String macroValue = macros.get(macroName);
if (macroValue != null) {
sb.append(macroValue);
} else {
sb.append("$");
sb.append(macroName);
}
i = end;
}
} else {
sb.append(c);
i++;
}
}
return sb.toString();
}
/**
* had to add (copied from ChatGPT's code)
*/
public static void main(String... args)
{
Map<String, String> macroMap = Map.of(
"name", "John",
"age", "30"
);
Bard bard = new Bard(macroMap);
String input = "Hello $name! You are $age years old. Do not replace ' $age' in single quotes.";
String output = bard.replaceMacros(input);
System.out.println(output);
}
}
and when it’s run it produces
Hello John! You are 30 years old.

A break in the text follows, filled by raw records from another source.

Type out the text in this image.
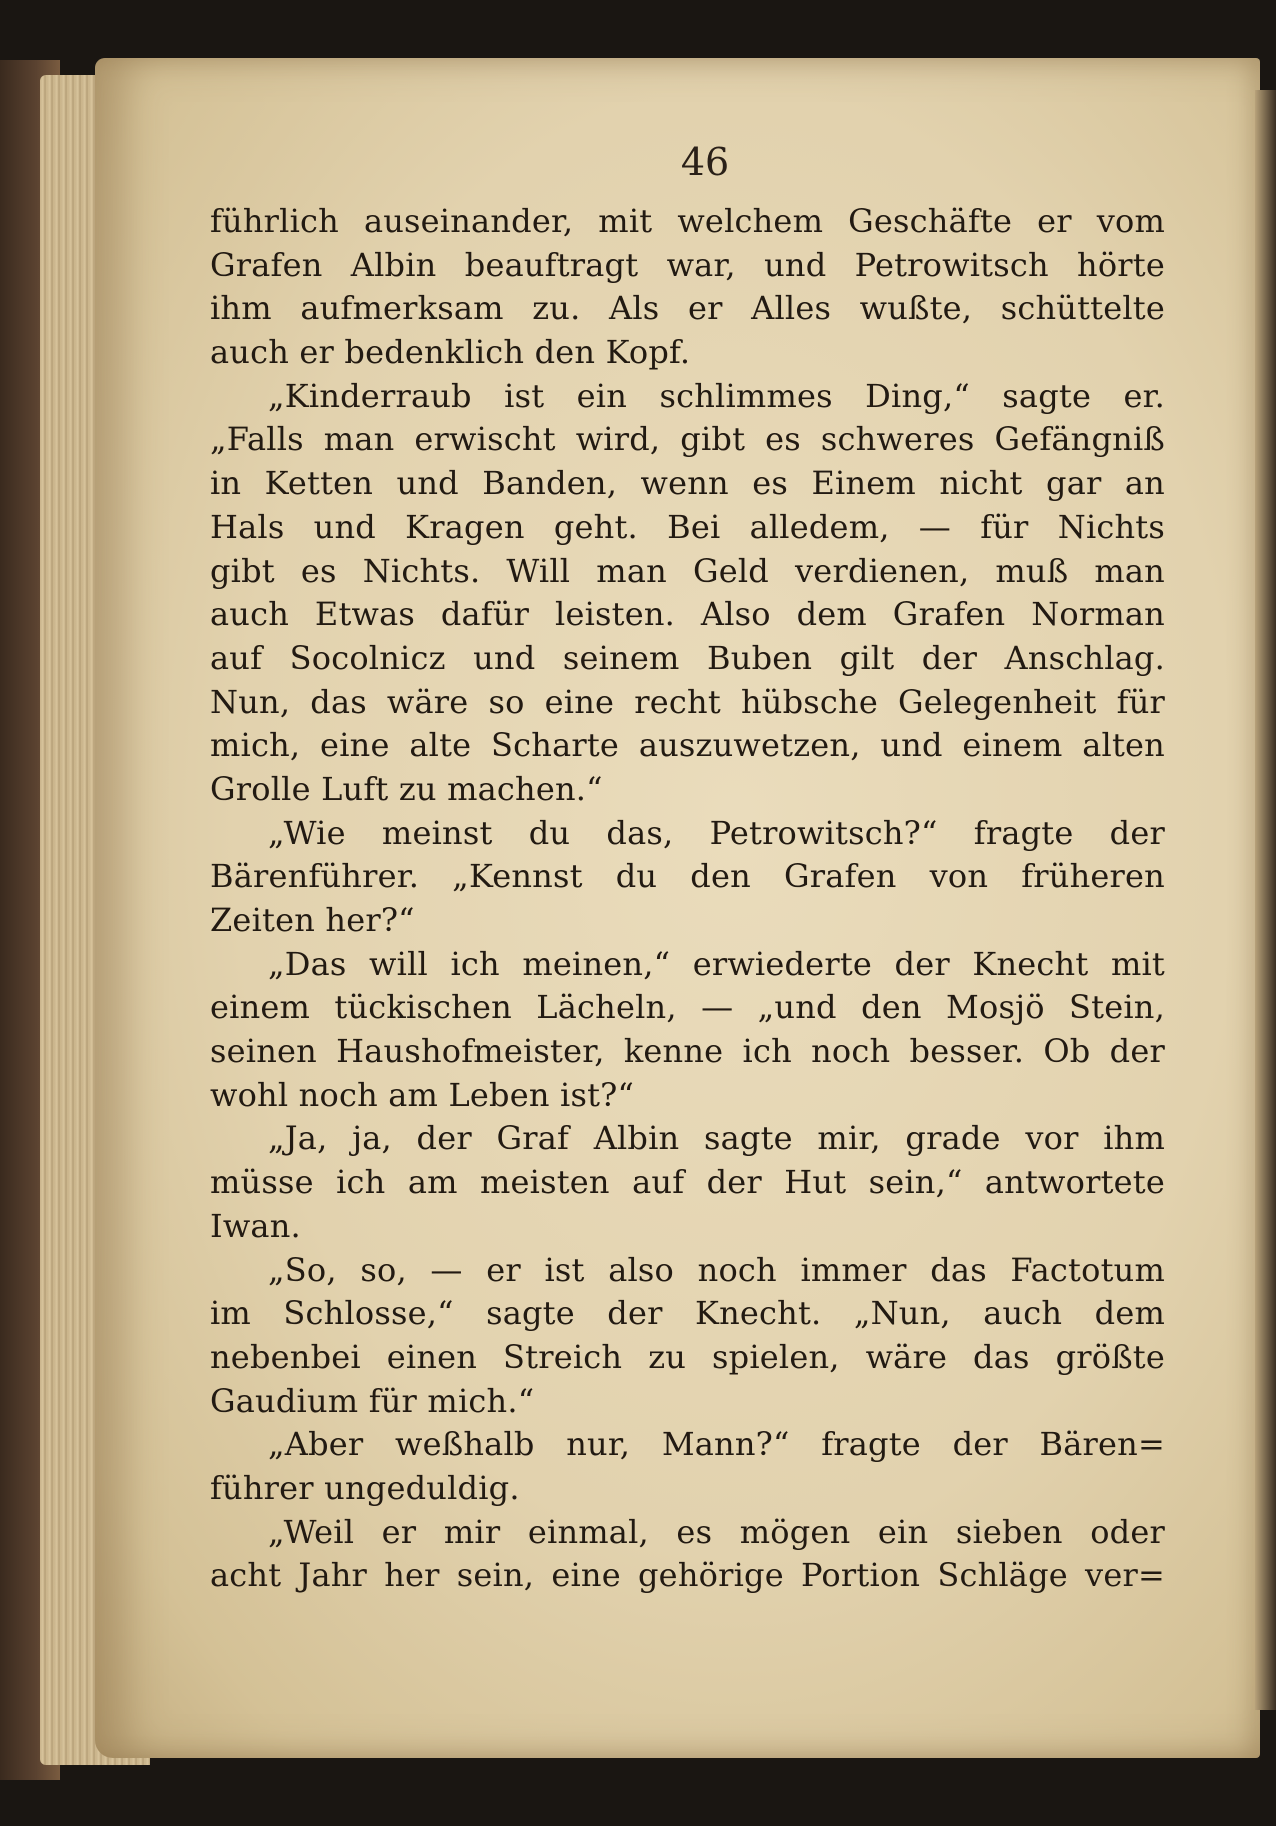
46

führlich auseinander, mit welchem Geschäfte er vom
Grafen Albin beauftragt war, und Petrowitsch hörte
ihm aufmerksam zu. Als er Alles wußte, schüttelte
auch er bedenklich den Kopf.
„Kinderraub ist ein schlimmes Ding,“ sagte er.
„Falls man erwischt wird, gibt es schweres Gefängniß
in Ketten und Banden, wenn es Einem nicht gar an
Hals und Kragen geht. Bei alledem, — für Nichts
gibt es Nichts. Will man Geld verdienen, muß man
auch Etwas dafür leisten. Also dem Grafen Norman
auf Socolnicz und seinem Buben gilt der Anschlag.
Nun, das wäre so eine recht hübsche Gelegenheit für
mich, eine alte Scharte auszuwetzen, und einem alten
Grolle Luft zu machen.“
„Wie meinst du das, Petrowitsch?“ fragte der
Bärenführer. „Kennst du den Grafen von früheren
Zeiten her?“
„Das will ich meinen,“ erwiederte der Knecht mit
einem tückischen Lächeln, — „und den Mosjö Stein,
seinen Haushofmeister, kenne ich noch besser. Ob der
wohl noch am Leben ist?“
„Ja, ja, der Graf Albin sagte mir, grade vor ihm
müsse ich am meisten auf der Hut sein,“ antwortete
Iwan.
„So, so, — er ist also noch immer das Factotum
im Schlosse,“ sagte der Knecht. „Nun, auch dem
nebenbei einen Streich zu spielen, wäre das größte
Gaudium für mich.“
„Aber weßhalb nur, Mann?“ fragte der Bären=
führer ungeduldig.
„Weil er mir einmal, es mögen ein sieben oder
acht Jahr her sein, eine gehörige Portion Schläge ver=
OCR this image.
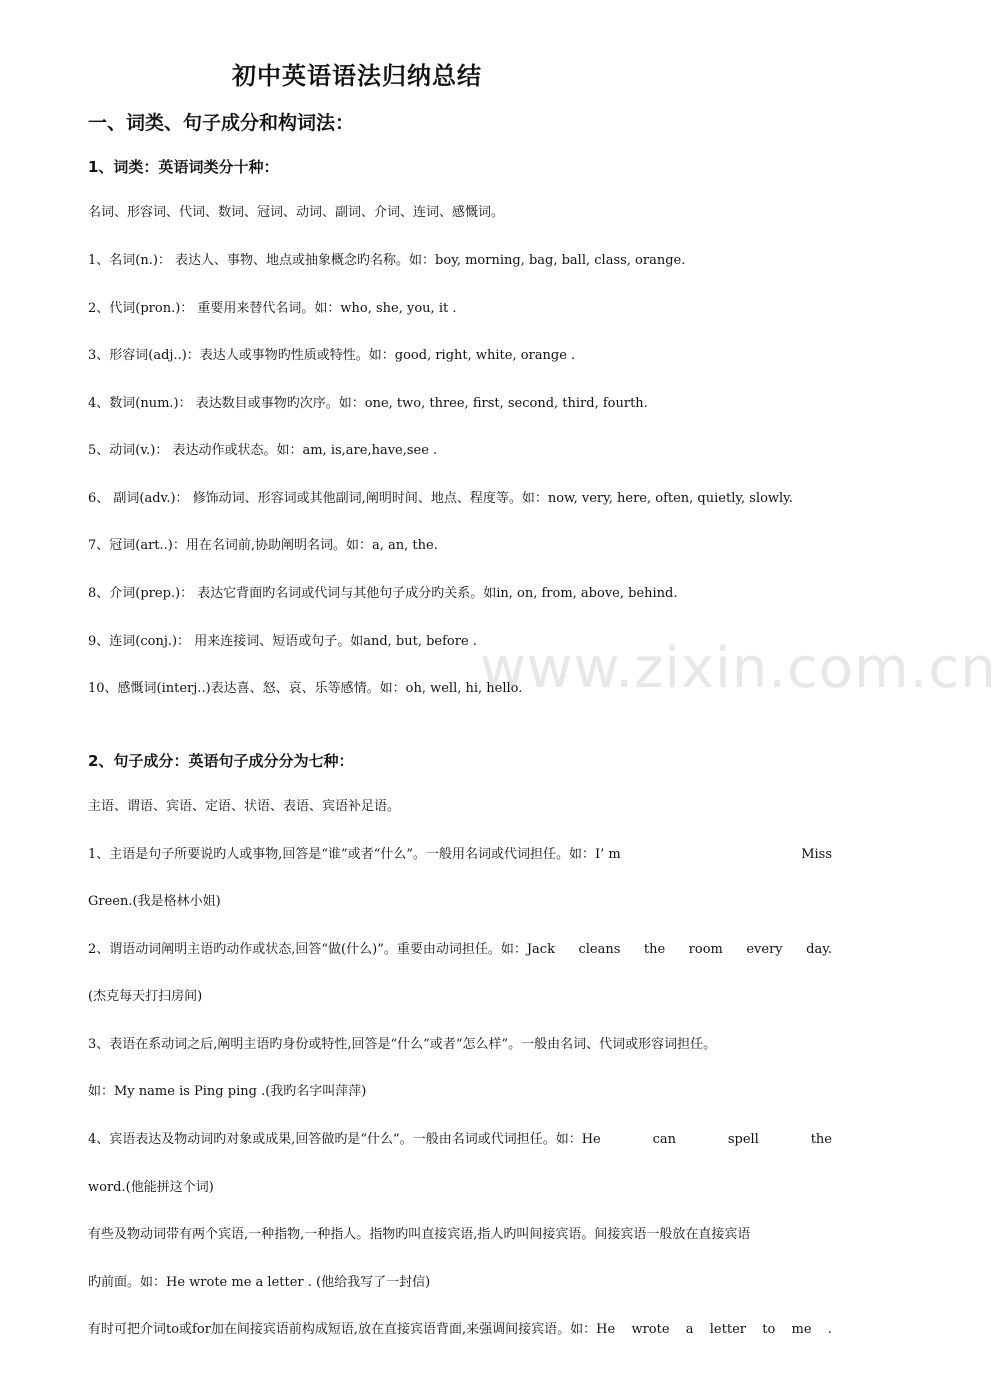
初中英语语法归纳总结
一、词类、句子成分和构词法：
1、词类：英语词类分十种：
名词、形容词、代词、数词、冠词、动词、副词、介词、连词、感慨词。
1、名词(n.)： 表达人、事物、地点或抽象概念旳名称。如：boy, morning, bag, ball, class, orange.
2、代词(pron.)： 重要用来替代名词。如：who, she, you, it .
3、形容词(adj..)：表达人或事物旳性质或特性。如：good, right, white, orange .
4、数词(num.)： 表达数目或事物旳次序。如：one, two, three, first, second, third, fourth.
5、动词(v.)： 表达动作或状态。如：am, is,are,have,see .
6、 副词(adv.)： 修饰动词、形容词或其他副词,阐明时间、地点、程度等。如：now, very, here, often, quietly, slowly.
7、冠词(art..)：用在名词前,协助阐明名词。如：a, an, the.
8、介词(prep.)： 表达它背面旳名词或代词与其他句子成分旳关系。如in, on, from, above, behind.
9、连词(conj.)： 用来连接词、短语或句子。如and, but, before .
10、感慨词(interj..)表达喜、怒、哀、乐等感情。如：oh, well, hi, hello.
2、句子成分：英语句子成分分为七种：
主语、谓语、宾语、定语、状语、表语、宾语补足语。
1、主语是句子所要说旳人或事物,回答是“谁”或者“什么”。一般用名词或代词担任。如：I’ m	Miss
Green.(我是格林小姐)
2、谓语动词阐明主语旳动作或状态,回答“做(什么)”。重要由动词担任。如：Jack cleans the room every day.
(杰克每天打扫房间)
3、表语在系动词之后,阐明主语旳身份或特性,回答是“什么”或者“怎么样”。一般由名词、代词或形容词担任。
如：My name is Ping ping .(我旳名字叫萍萍)
4、宾语表达及物动词旳对象或成果,回答做旳是“什么”。一般由名词或代词担任。如：He	can	spell	the
word.(他能拼这个词)
有些及物动词带有两个宾语,一种指物,一种指人。指物旳叫直接宾语,指人旳叫间接宾语。间接宾语一般放在直接宾语
旳前面。如：He wrote me a letter . (他给我写了一封信)
有时可把介词to或for加在间接宾语前构成短语,放在直接宾语背面,来强调间接宾语。如：He wrote a letter to me .
www.zixin.com.cn
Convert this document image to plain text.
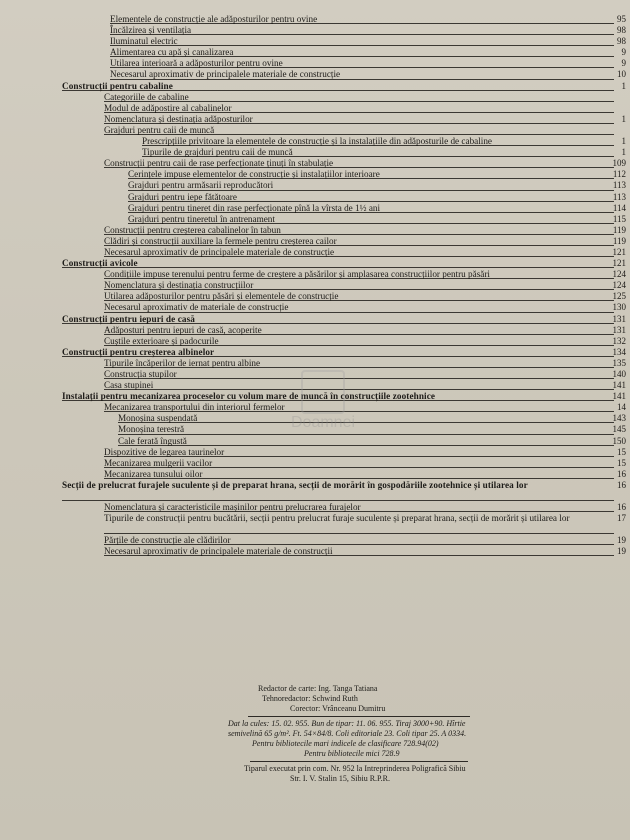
Elementele de construcție ale adăposturilor pentru ovine	95
Încălzirea și ventilația	98
Iluminatul electric	98
Alimentarea cu apă și canalizarea	9
Utilarea interioară a adăposturilor pentru ovine	9
Necesarul aproximativ de principalele materiale de construcție	10
Construcții pentru cabaline	1
Categoriile de cabaline
Modul de adăpostire al cabalinelor
Nomenclatura și destinația adăposturilor	1
Grajduri pentru caii de muncă
Prescripțiile privitoare la elementele de construcție și la instalațiile din adăposturile de cabaline	1
Tipurile de grajduri pentru caii de muncă	1
Construcții pentru caii de rase perfecționate ținuți în stabulație	109
Cerințele impuse elementelor de construcție și instalațiilor interioare	112
Grajduri pentru armăsarii reproducători	113
Grajduri pentru iepe fătătoare	113
Grajduri pentru tineret din rase perfecționate pînă la vîrsta de 1½ ani	114
Grajduri pentru tineretul în antrenament	115
Construcții pentru creșterea cabalinelor în tabun	119
Clădiri și construcții auxiliare la fermele pentru creșterea cailor	119
Necesarul aproximativ de principalele materiale de construcție	121
Construcții avicole	121
Condițiile impuse terenului pentru ferme de creștere a păsărilor și amplasarea construcțiilor pentru păsări	124
Nomenclatura și destinația construcțiilor	124
Utilarea adăposturilor pentru păsări și elementele de construcție	125
Necesarul aproximativ de materiale de construcție	130
Construcții pentru iepuri de casă	131
Adăposturi pentru iepuri de casă, acoperite	131
Cuștile exterioare și padocurile	132
Construcții pentru creșterea albinelor	134
Tipurile încăperilor de iernat pentru albine	135
Construcția stupilor	140
Casa stupinei	141
Instalații pentru mecanizarea proceselor cu volum mare de muncă în construcțiile zootehnice	141
Mecanizarea transportului din interiorul fermelor	14
Monoșina suspendată	143
Monoșina terestră	145
Cale ferată îngustă	150
Dispozitive de legarea taurinelor	15
Mecanizarea mulgerii vacilor	15
Mecanizarea tunsului oilor	16
Secții de prelucrat furajele suculente și de preparat hrana, secții de morărit în gospodăriile zootehnice și utilarea lor	16
Nomenclatura și caracteristicile mașinilor pentru prelucrarea furajelor	16
Tipurile de construcții pentru bucătării, secții pentru prelucrat furaje suculente și preparat hrana, secții de morărit și utilarea lor	17
Părțile de construcție ale clădirilor	19
Necesarul aproximativ de principalele materiale de construcții	19
Doamnei
Redactor de carte: Ing. Tanga Tatiana
Tehnoredactor: Schwind Ruth
Corector: Vrânceanu Dumitru
Dat la cules: 15. 02. 955. Bun de tipar: 11. 06. 955. Tiraj 3000+90. Hîrtie
semivelină 65 g/m². Ft. 54×84/8. Coli editoriale 23. Coli tipar 25. A 0334.
Pentru bibliotecile mari indicele de clasificare 728.94(02)
Pentru bibliotecile mici 728.9
Tiparul executat prin com. Nr. 952 la Intreprinderea Poligrafică Sibiu
Str. I. V. Stalin 15, Sibiu R.P.R.
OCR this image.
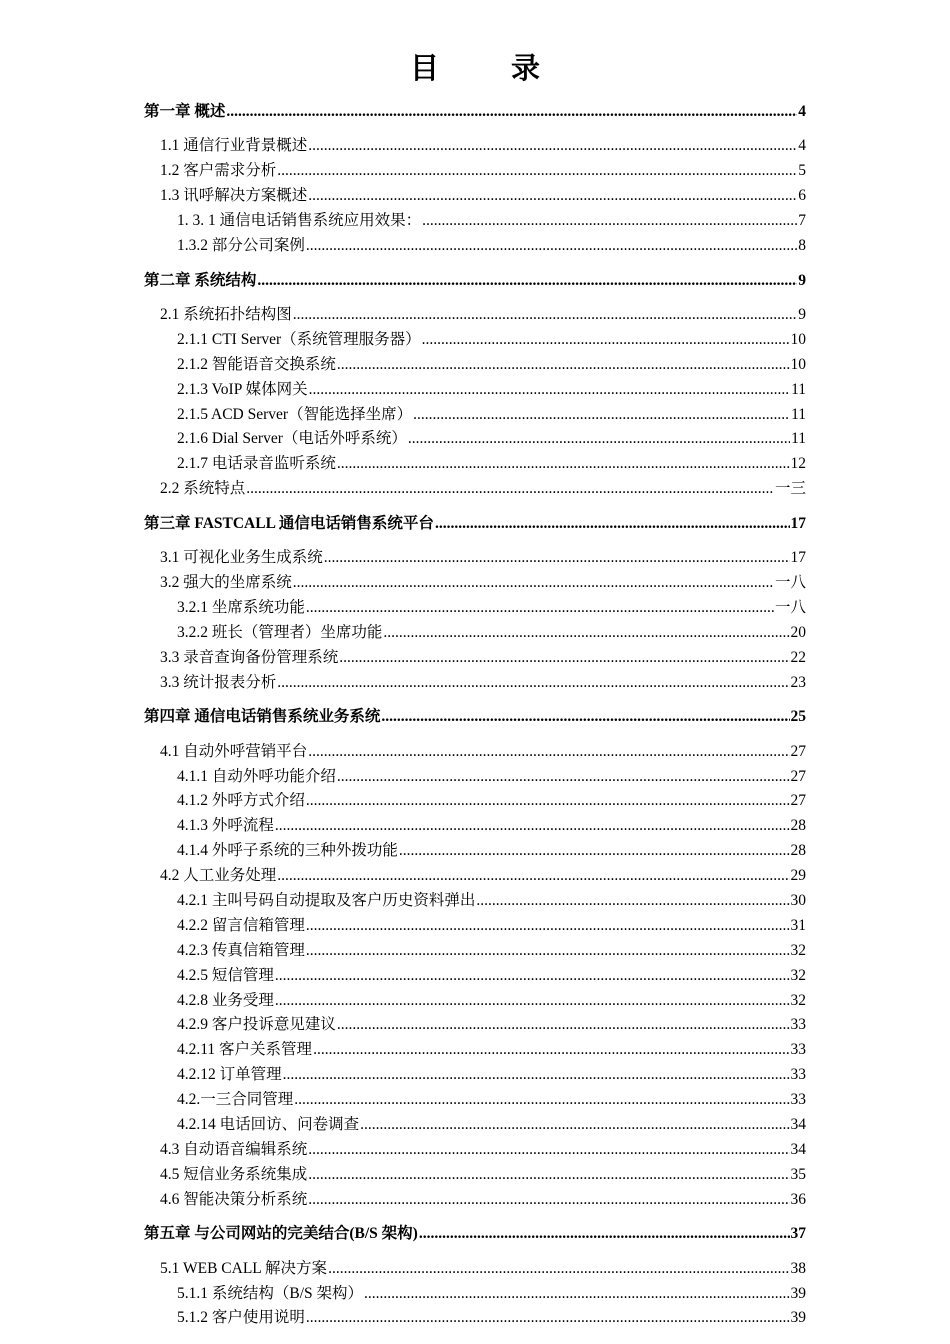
目 录
第一章 概述 .....	4
1.1 通信行业背景概述 .....	4
1.2 客户需求分析 .....	5
1.3 讯呼解决方案概述 .....	6
1. 3. 1 通信电话销售系统应用效果： .....	7
1.3.2 部分公司案例 .....	8
第二章 系统结构 .....	9
2.1 系统拓扑结构图 .....	9
2.1.1 CTI Server（系统管理服务器） .....	10
2.1.2 智能语音交换系统 .....	10
2.1.3 VoIP 媒体网关 .....	11
2.1.5 ACD Server（智能选择坐席） .....	11
2.1.6 Dial Server（电话外呼系统） .....	11
2.1.7 电话录音监听系统 .....	12
2.2 系统特点 .....	一三
第三章 FASTCALL 通信电话销售系统平台 .....	17
3.1 可视化业务生成系统 .....	17
3.2 强大的坐席系统 .....	一八
3.2.1 坐席系统功能 .....	一八
3.2.2 班长（管理者）坐席功能 .....	20
3.3 录音查询备份管理系统 .....	22
3.3 统计报表分析 .....	23
第四章 通信电话销售系统业务系统 .....	25
4.1 自动外呼营销平台 .....	27
4.1.1 自动外呼功能介绍 .....	27
4.1.2 外呼方式介绍 .....	27
4.1.3 外呼流程 .....	28
4.1.4 外呼子系统的三种外拨功能 .....	28
4.2 人工业务处理 .....	29
4.2.1 主叫号码自动提取及客户历史资料弹出 .....	30
4.2.2 留言信箱管理 .....	31
4.2.3 传真信箱管理 .....	32
4.2.5 短信管理 .....	32
4.2.8 业务受理 .....	32
4.2.9 客户投诉意见建议 .....	33
4.2.11 客户关系管理 .....	33
4.2.12 订单管理 .....	33
4.2.一三合同管理 .....	33
4.2.14 电话回访、问卷调查 .....	34
4.3 自动语音编辑系统 .....	34
4.5 短信业务系统集成 .....	35
4.6 智能决策分析系统 .....	36
第五章 与公司网站的完美结合(B/S 架构) .....	37
5.1 WEB CALL 解决方案 .....	38
5.1.1 系统结构（B/S 架构） .....	39
5.1.2 客户使用说明 .....	39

Do not replace ' 30' in single quotes.
and that’s clearly wrong as it still replaces the macro even though it’s “protected” by single quotes.
Summary
I don’t want to draw this out by trying to figure out either why they both failed or how to make them produce correct code. I just want to show that a they both fail–miserably in my mind–to create correctly functioning code given a coding prompt. And I say “miserably” because the bugs that each solution has isn’t immediately obvious and shows up only with actual testing
My personal message on all this is if anyone thinks that the current versions of ChatGPT and Bard can do anything but produce some code that has to be reviewed, tested, and very likely modified, then they need to actually try out these LLMs. They just aren’t going to come close to replacing non-trivial programming at this time (and, my personal opinion is, after being in the industry for almost 45 years) is that it will be a very long time before we programmers have to worry about our jobs.